These three young men were not afraid of the king. They said:
“O King Nebuchadnezzar, we are ready to answer you at once. The God whom we serve is able to save us from the fiery furnace, and we know that he will save us. But if it is God’s will that we should die, even then you may understand, O king, that we will not serve your gods, nor worship the golden image.”
This answer made the king more furious than before. He said to his servants:
“Make a fire in the furnace hotter than ever it has been before, as hot as fire can be made; and throw these three men into it.”
Then the soldiers of the king’s army seized the three young Jews, as they stood in their loose robes, with their turbans on their heads. They tied them with ropes, and dragged them to the mouth of the furnace, and threw them into the fire. The flames rushed from the opened door with such fury that they burned even to death the soldiers who were holding these men; and the men themselves fell down bound into the middle of the fiery furnace.
But an angel befriended them and they were unhurt.
[Illustration: An angel befriended them]
King Nebuchadnezzar stood in front of the furnace, and looked into the open door. As he looked, he was filled with wonder at what he saw; and he said to the nobles around him:
“Did we not throw three men bound into the fire?
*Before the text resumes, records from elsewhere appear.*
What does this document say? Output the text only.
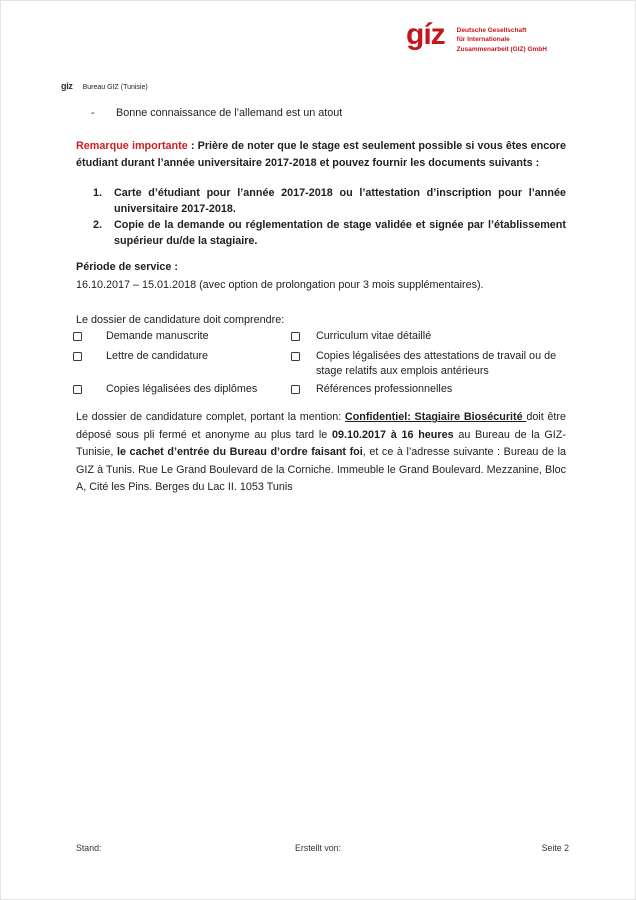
gíz Deutsche Gesellschaft
für Internationale
Zusammenarbeit (GIZ) GmbH
giz Bureau GIZ (Tunisie)
- Bonne connaissance de l’allemand est un atout
Remarque importante : Prière de noter que le stage est seulement possible si vous êtes encore étudiant durant l’année universitaire 2017-2018 et pouvez fournir les documents suivants :
1. Carte d’étudiant pour l’année 2017-2018 ou l’attestation d’inscription pour l’année universitaire 2017-2018.
2. Copie de la demande ou réglementation de stage validée et signée par l’établissement supérieur du/de la stagiaire.
Période de service :
16.10.2017 – 15.01.2018 (avec option de prolongation pour 3 mois supplémentaires).
Le dossier de candidature doit comprendre:
Demande manuscrite	Curriculum vitae détaillé
Lettre de candidature	Copies légalisées des attestations de travail ou de stage relatifs aux emplois antérieurs
Copies légalisées des diplômes	Références professionnelles
Le dossier de candidature complet, portant la mention: Confidentiel: Stagiaire Biosécurité doit être déposé sous pli fermé et anonyme au plus tard le 09.10.2017 à 16 heures au Bureau de la GIZ-Tunisie, le cachet d’entrée du Bureau d’ordre faisant foi, et ce à l’adresse suivante : Bureau de la GIZ à Tunis. Rue Le Grand Boulevard de la Corniche. Immeuble le Grand Boulevard. Mezzanine, Bloc A, Cité les Pins. Berges du Lac II. 1053 Tunis
Stand:	Erstellt von:	Seite 2
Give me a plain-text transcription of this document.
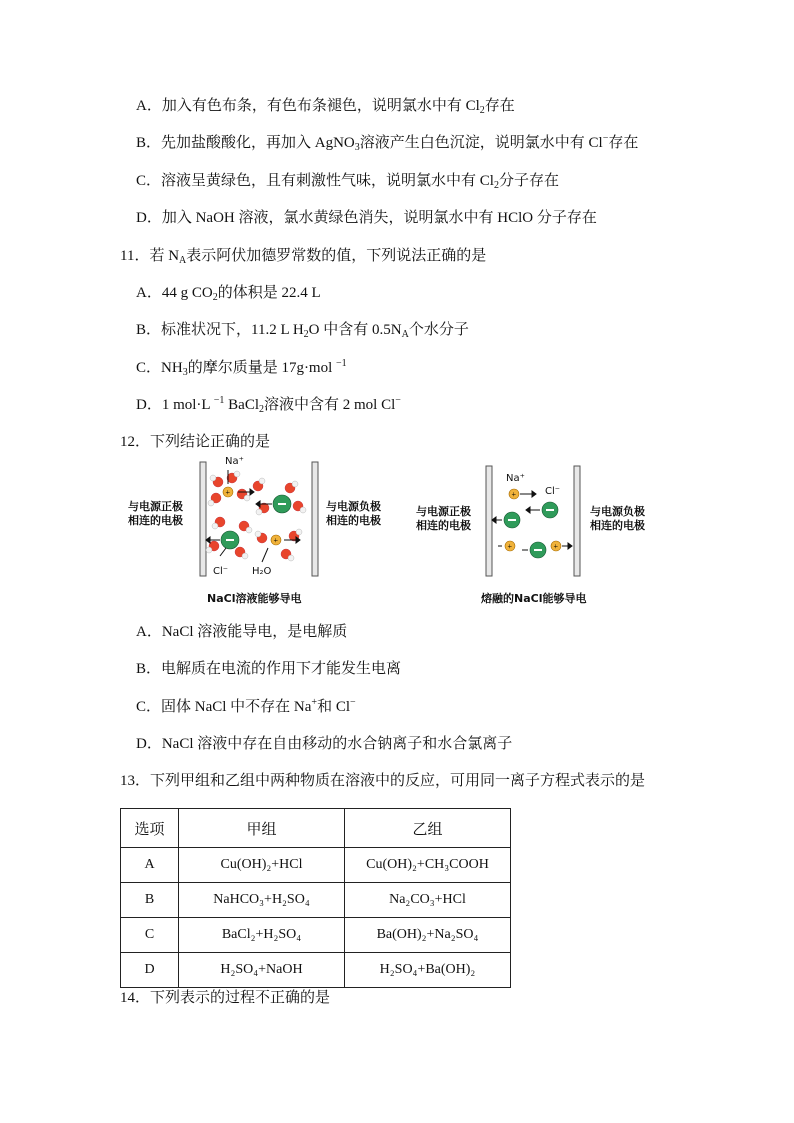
A．加入有色布条，有色布条褪色，说明氯水中有 $Cl_2$存在
B．先加盐酸酸化，再加入 AgNO$_3$溶液产生白色沉淀，说明氯水中有 Cl−存在
C．溶液呈黄绿色，且有刺激性气味，说明氯水中有 $Cl_2$分子存在
D．加入 NaOH 溶液，氯水黄绿色消失，说明氯水中有 HClO 分子存在
11．若 $N_A$表示阿伏加德罗常数的值，下列说法正确的是
A．44 g $CO_2$的体积是 22.4 L
B．标准状况下，11.2 L $H_2O$ 中含有 $0.5N_A$个水分子
C．$NH_3$的摩尔质量是 17g·mol $^{-1}$
D．1 mol·L $^{-1}$ BaCl$_2$溶液中含有 2 mol Cl−
12．下列结论正确的是
与电源正极
相连的电极
与电源负极
相连的电极
+
+
Na⁺
Cl⁻ H₂O
NaCl溶液能够导电
与电源正极
相连的电极
与电源负极
相连的电极
+
+	+
Na⁺
Cl⁻
熔融的NaCl能够导电
A．NaCl 溶液能导电，是电解质
B．电解质在电流的作用下才能发生电离
C．固体 NaCl 中不存在 Na+和 Cl−
D．NaCl 溶液中存在自由移动的水合钠离子和水合氯离子
13．下列甲组和乙组中两种物质在溶液中的反应，可用同一离子方程式表示的是
选项	甲组	乙组
A	Cu(OH)₂+HCl	Cu(OH)₂+CH₃COOH
B	NaHCO₃+H₂SO₄	Na₂CO₃+HCl
C	BaCl₂+H₂SO₄	Ba(OH)₂+Na₂SO₄
D	H₂SO₄+NaOH	H₂SO₄+Ba(OH)₂
14．下列表示的过程不正确的是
How is it then that I see four men loose walking in the furnace; and the fourth man looks as though he were a son of the gods?”
And the nobles who stood by could scarcely speak, so great was their surprise.
“It is true, O king,” at last they said to Nebuchadnezzar, “that we cast these men into the flames, expecting them to be burned up; and we cannot understand how it happens that they have not been destroyed.”
The king came near to the door of the furnace, as the fire became lower; and he called out to the three men within it:
“Shadrach, Meshach, and Abed-nego, ye who serve the Most High God, come out of the fire, and come to me.”
They came out and stood before the king, in the sight of all the princes, and nobles, and rulers; and every one could see that they were alive.
Their garments had not been scorched, nor their hair singed, nor was there even the smell of fire upon them.
Then King Nebuchadnezzar said before all his rulers:
“Blessed be the God of Shadrach, Meshach, and Abed-nego, who has sent his angel, and has saved the lives of these men who trusted in him. I make a law that no man in all my kingdoms shall say a word against their God, for there is no other god who can save in this manner those who worship him. And if any man speaks a word against their God, the Most High God, that man shall be cut in pieces, and his house shall be torn down.”
After King Nebuchadnezzar died, his kingdom became weak, and the city of Babylon was taken by the Medes and Persians, under Cyrus, a great warrior.